My thanks to Greg Cranz for starting a conversation on this subject that led me to finally get it straight.
Back at the dawn of time before we were all one world and everyone lived and worked in their own computerized silos, IBM, Microsoft and others came up with a variety of (mostly incompatible) schemes for displaying international characters. Then Unicode came along and all our problems were solved. Well, not really.
First of all, many of those pre-Unicode schemes are still in use and the major software vendors continue to enable them for backward compatibility. To do otherwise would undoubtedly provoke the wrath of customers both big and small. Secondly, while UTF-8 is the dominant encoding scheme used on the Internet and in a lot of software, it competes with other schemes like UTF-16 that are favored by many.
All LDAPv3 compliant directories store string data with UTF-8 encoding. As a result it is important to make sure that what is being stored is compatible with that scheme.
Over the years perl’s UTF-8 handling has gone from being a bolt-on to an integral part of the language.
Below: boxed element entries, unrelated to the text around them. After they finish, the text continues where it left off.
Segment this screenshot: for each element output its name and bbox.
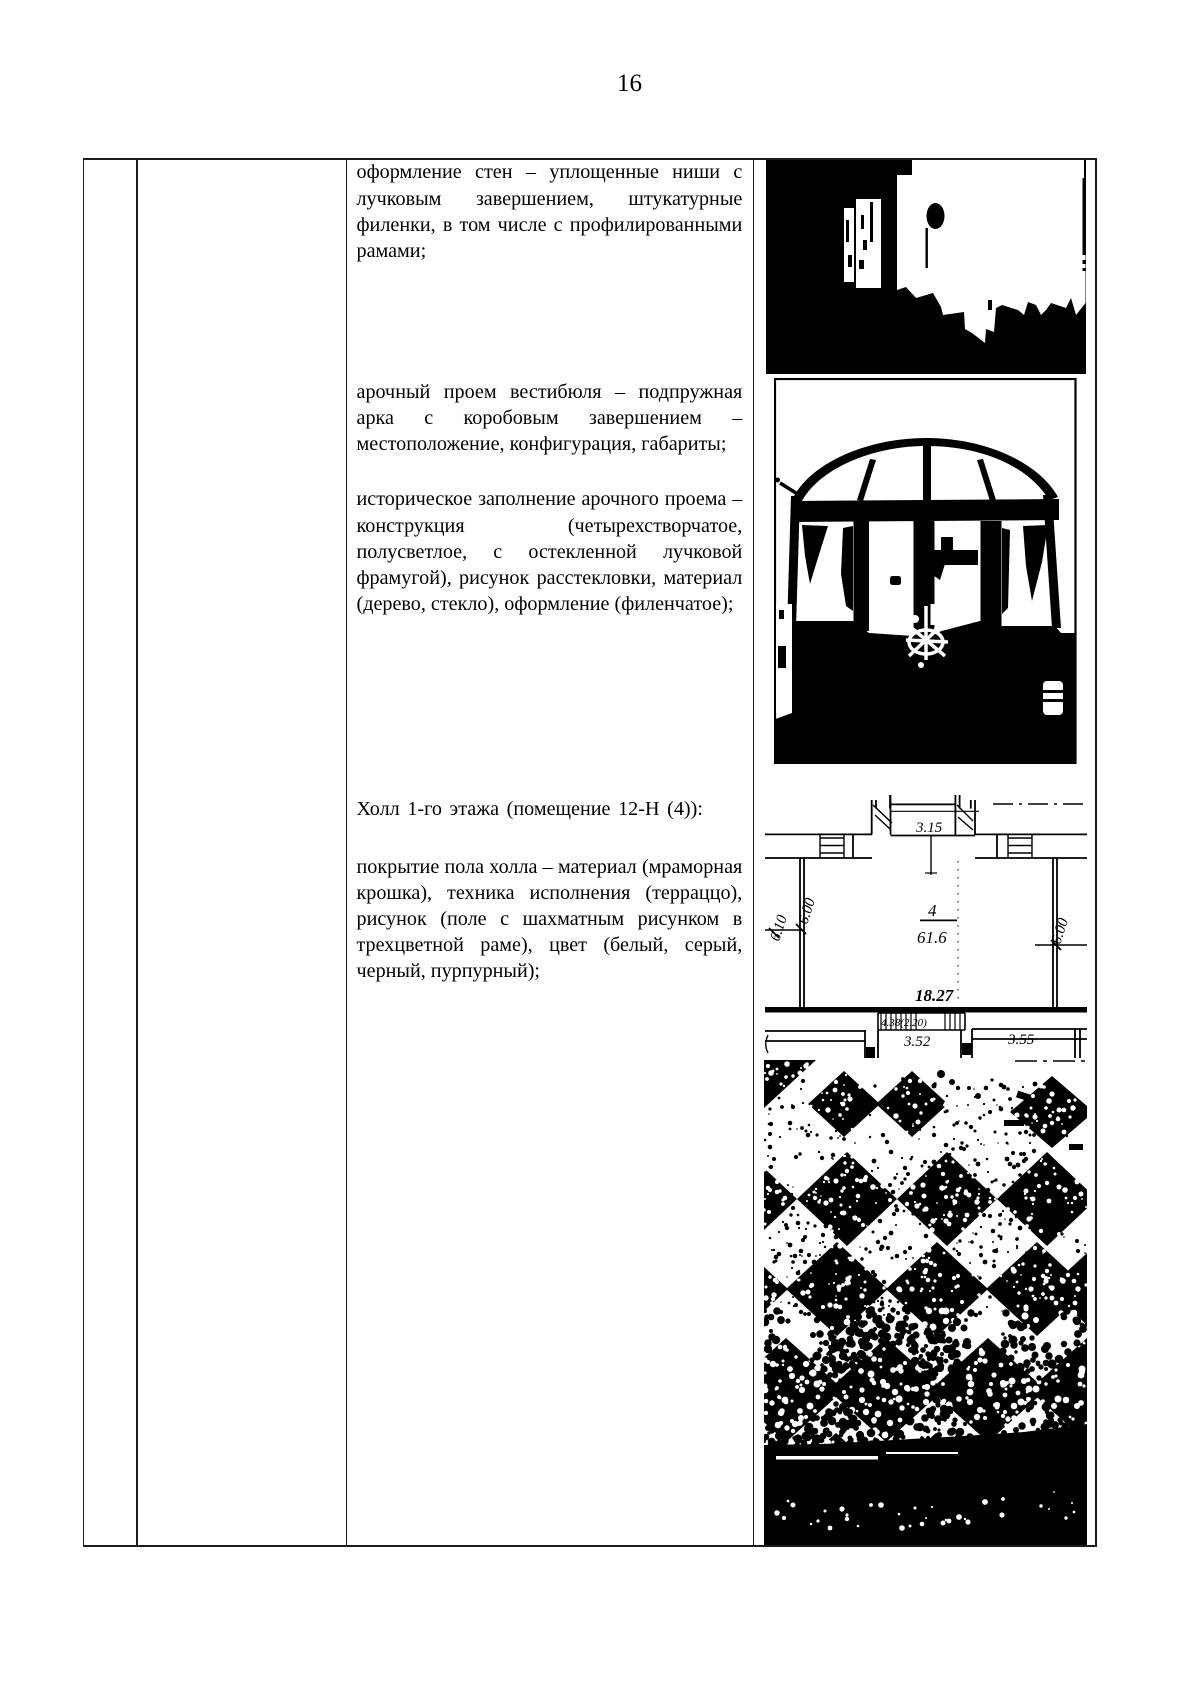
- svg-text:4: 4: [928, 901, 937, 920]
- svg-text:3.55: 3.55: [1007, 1032, 1035, 1048]
- svg-text:61.6: 61.6: [917, 928, 947, 947]
- svg-text:4.38(2.20): 4.38(2.20): [881, 1017, 927, 1029]
- svg-text:3.15: 3.15: [915, 820, 943, 836]
- svg-text:3.52: 3.52: [903, 1034, 931, 1050]
- svg-text:18.27: 18.27: [915, 986, 955, 1005]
As a result there are a number of pragmas available that make it easy to import and export UTF-8 encoded strings.
For example, you can instruct perl to require UTF-8 encoding when reading from or writing to files. The :utf8 function allows you to do this in a simple and straightforward way. For example:
open(FH, "<:utf8", $infile) or die $!; open(FH1, ">:utf8", $outfile) or die $!;
From the doc for PerlIO:
Declares that the stream accepts perl’s internal encoding of characters. (Which really is UTF-8 on ASCII machines, but is UTF-EBCDIC on EBCDIC machines.) This allows any character perl can represent to be read from or written to the stream. The UTF-X encoding is chosen to render simple text parts (i.e. non-accented letters, digits and common punctuation) human readable in the encoded file.
There’s an important caution in the doc, a bare “:utf8” declaration will not validate that the data is UTF-8 encoded. To do that you need to use the “:encoding(utf8)” function as described in the utf8 pragma doc.